His gadget—the cape—is… kind of a letdown. Half the time, it looks like he has the love child of a tarp and a trash bag wrapped around him, while the rest of the time it’s Obvious CGI. Still, what he does with it is impressive; the first time he spun it around to vanish in a cloud of smoke blew me away in superhero nostalgia. Those little bits like that make the comic book style come alive. The “trained by circus stuntmen” background is similarly comic bookish without being campy, believable in a superhero worldview while retaining some creativity.  Also worth note is the scene of him sewing his mask—friggin’ awesome—a stepping stone on the journey of every good hero. Making the mask for The Cape is like a scene of Superman learning how to fly.

Acting-wise, everything falls into place nicely. David Lyons has transitioned nicely from ER to caped hero, likeable in the tormented everyman role.

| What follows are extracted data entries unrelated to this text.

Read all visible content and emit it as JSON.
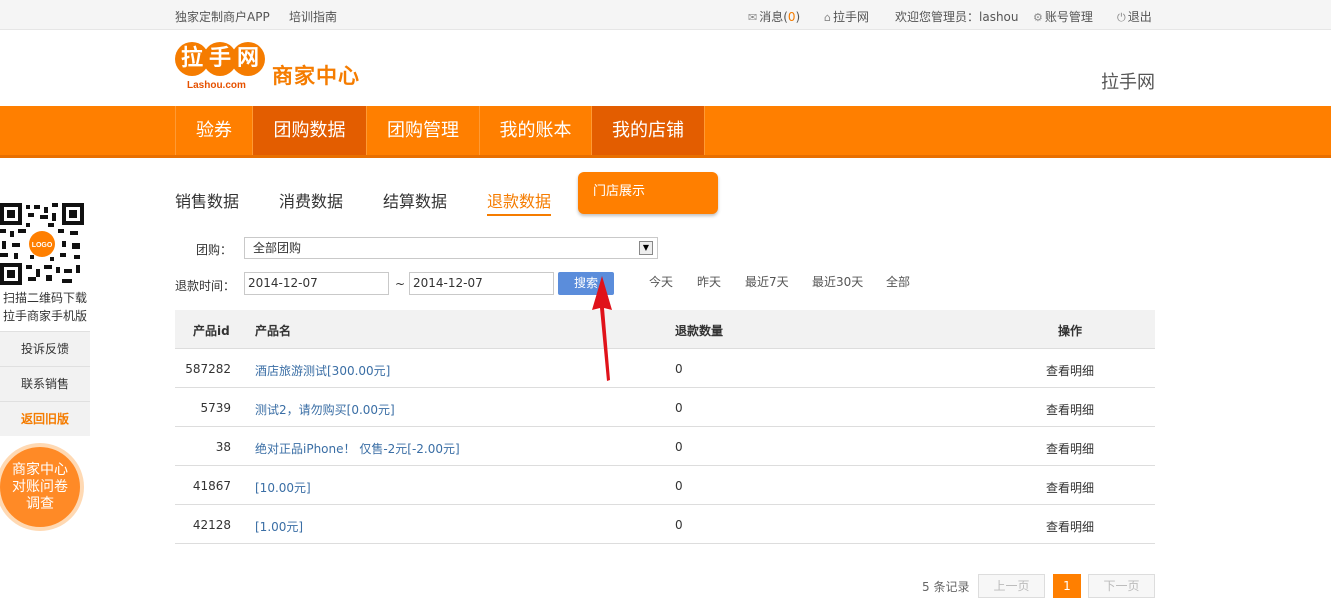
{
  "topbar": {
    "app_link": "独家定制商户APP",
    "training_link": "培训指南",
    "messages_label": "消息(",
    "messages_count": "0",
    "messages_close": ")",
    "lashou_link": "拉手网",
    "welcome": "欢迎您管理员：lashou",
    "account_link": "账号管理",
    "logout_link": "退出"
  },
  "header": {
    "logo_char1": "拉",
    "logo_char2": "手",
    "logo_char3": "网",
    "logo_sub": "Lashou.com",
    "title": "商家中心",
    "right_text": "拉手网"
  },
  "nav": {
    "items": [
      {
        "label": "验券"
      },
      {
        "label": "团购数据"
      },
      {
        "label": "团购管理"
      },
      {
        "label": "我的账本"
      },
      {
        "label": "我的店铺"
      }
    ]
  },
  "subtabs": {
    "items": [
      {
        "label": "销售数据"
      },
      {
        "label": "消费数据"
      },
      {
        "label": "结算数据"
      },
      {
        "label": "退款数据"
      }
    ],
    "popup_item": "门店展示"
  },
  "sidebar": {
    "qr_caption_line1": "扫描二维码下载",
    "qr_caption_line2": "拉手商家手机版",
    "qr_center": "LOGO",
    "feedback": "投诉反馈",
    "contact": "联系销售",
    "old_version": "返回旧版",
    "survey_line1": "商家中心",
    "survey_line2": "对账问卷",
    "survey_line3": "调查"
  },
  "filter": {
    "group_label": "团购：",
    "group_value": "全部团购",
    "refund_time_label": "退款时间：",
    "start_date": "2014-12-07",
    "separator": "~",
    "end_date": "2014-12-07",
    "search_button": "搜索",
    "quick": [
      "今天",
      "昨天",
      "最近7天",
      "最近30天",
      "全部"
    ]
  },
  "table": {
    "headers": {
      "id": "产品id",
      "name": "产品名",
      "refund_qty": "退款数量",
      "action": "操作"
    },
    "rows": [
      {
        "id": "587282",
        "name": "酒店旅游测试[300.00元]",
        "qty": "0",
        "action": "查看明细"
      },
      {
        "id": "5739",
        "name": "测试2，请勿购买[0.00元]",
        "qty": "0",
        "action": "查看明细"
      },
      {
        "id": "38",
        "name": "绝对正品iPhone！ 仅售-2元[-2.00元]",
        "qty": "0",
        "action": "查看明细"
      },
      {
        "id": "41867",
        "name": "[10.00元]",
        "qty": "0",
        "action": "查看明细"
      },
      {
        "id": "42128",
        "name": "[1.00元]",
        "qty": "0",
        "action": "查看明细"
      }
    ]
  },
  "pager": {
    "count": "5 条记录",
    "prev": "上一页",
    "current": "1",
    "next": "下一页"
  },
  "colors": {
    "brand_orange": "#ff7f00",
    "nav_active": "#e35d00",
    "search_blue": "#5b8ddb",
    "annotation_arrow": "#e0121a"
  }
}
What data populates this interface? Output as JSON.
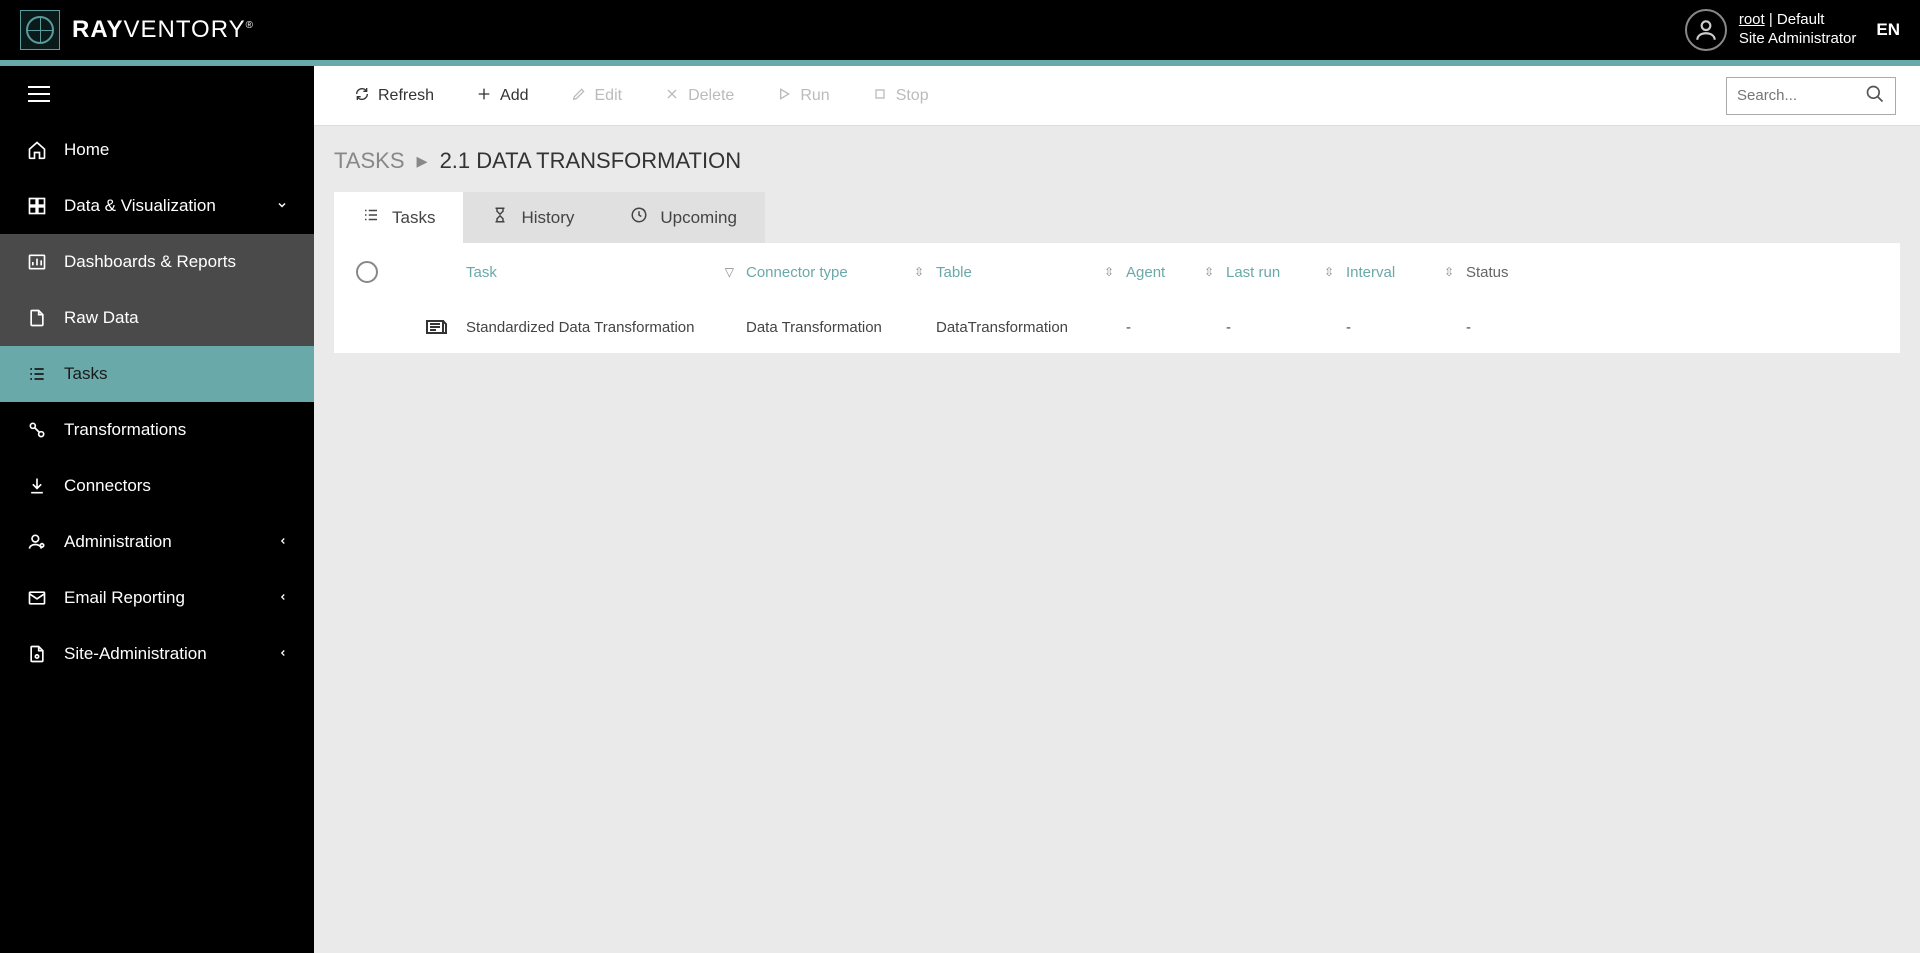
{
  "brand": {
    "bold": "RAY",
    "light": "VENTORY"
  },
  "user": {
    "name": "root",
    "tenant": "Default",
    "role": "Site Administrator"
  },
  "lang": "EN",
  "sidebar": {
    "items": [
      {
        "key": "home",
        "label": "Home"
      },
      {
        "key": "dataviz",
        "label": "Data & Visualization",
        "chevron": "down"
      },
      {
        "key": "dashboards",
        "label": "Dashboards & Reports",
        "sub": true
      },
      {
        "key": "rawdata",
        "label": "Raw Data",
        "sub": true
      },
      {
        "key": "tasks",
        "label": "Tasks",
        "active": true
      },
      {
        "key": "transformations",
        "label": "Transformations"
      },
      {
        "key": "connectors",
        "label": "Connectors"
      },
      {
        "key": "administration",
        "label": "Administration",
        "chevron": "left"
      },
      {
        "key": "emailreporting",
        "label": "Email Reporting",
        "chevron": "left"
      },
      {
        "key": "siteadmin",
        "label": "Site-Administration",
        "chevron": "left"
      }
    ]
  },
  "toolbar": {
    "refresh": "Refresh",
    "add": "Add",
    "edit": "Edit",
    "delete": "Delete",
    "run": "Run",
    "stop": "Stop",
    "search_placeholder": "Search..."
  },
  "breadcrumb": {
    "root": "TASKS",
    "sep": "▸",
    "current": "2.1 DATA TRANSFORMATION"
  },
  "tabs": {
    "tasks": "Tasks",
    "history": "History",
    "upcoming": "Upcoming"
  },
  "grid": {
    "headers": {
      "task": "Task",
      "connector_type": "Connector type",
      "table": "Table",
      "agent": "Agent",
      "last_run": "Last run",
      "interval": "Interval",
      "status": "Status"
    },
    "rows": [
      {
        "task": "Standardized Data Transformation",
        "connector_type": "Data Transformation",
        "table": "DataTransformation",
        "agent": "-",
        "last_run": "-",
        "interval": "-",
        "status": "-"
      }
    ]
  }
}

Summer Glau is great as eye candy, and she’s a talented actress to boot; having her opposite Lyons makes for a good dynamic, especially since she’s enshrouded in mystery. Keith David cannot be understated; he’s great in The Cape‘s mentor role, and manages to steal plenty of scenes on the way through.

The show is good enough to have me wanting… thirds, I guess, with the two-episode premiere coming across as fairly solid. This is a blend of supers we haven’t really seen yet: a little arty, nicely cinematic, humor without going too far into camp, heavy comic book tropes and flavor, weaving itself together into something that looks fairly well-rounded. The Cape has a lot of strong aspects, and I can see it developing into a solid success, given enough time to grow.

The pilot did nothing to dissuade my dislike of pilots (e.g., having to cram an excessive amount of setup into one hour), but the first episode had good pacing and strong development, with Vince trudging on even without his titular cape to prove his dedication to his ideals. In the end, it’s highly enjoyable entertainment: the show is about a masked vigilante seeking justice, probably the most basic of all tropes, and it performs this with gusto and flair. Alas, my negative outlook on prime-time network television leaves me expecting The Cape to flicker out. Which would suck, since it’s got a lot of promise.

Currently, it occupies the same Monday night, 9pm Eastern slot that was taken up by The Event, and Heroes before it.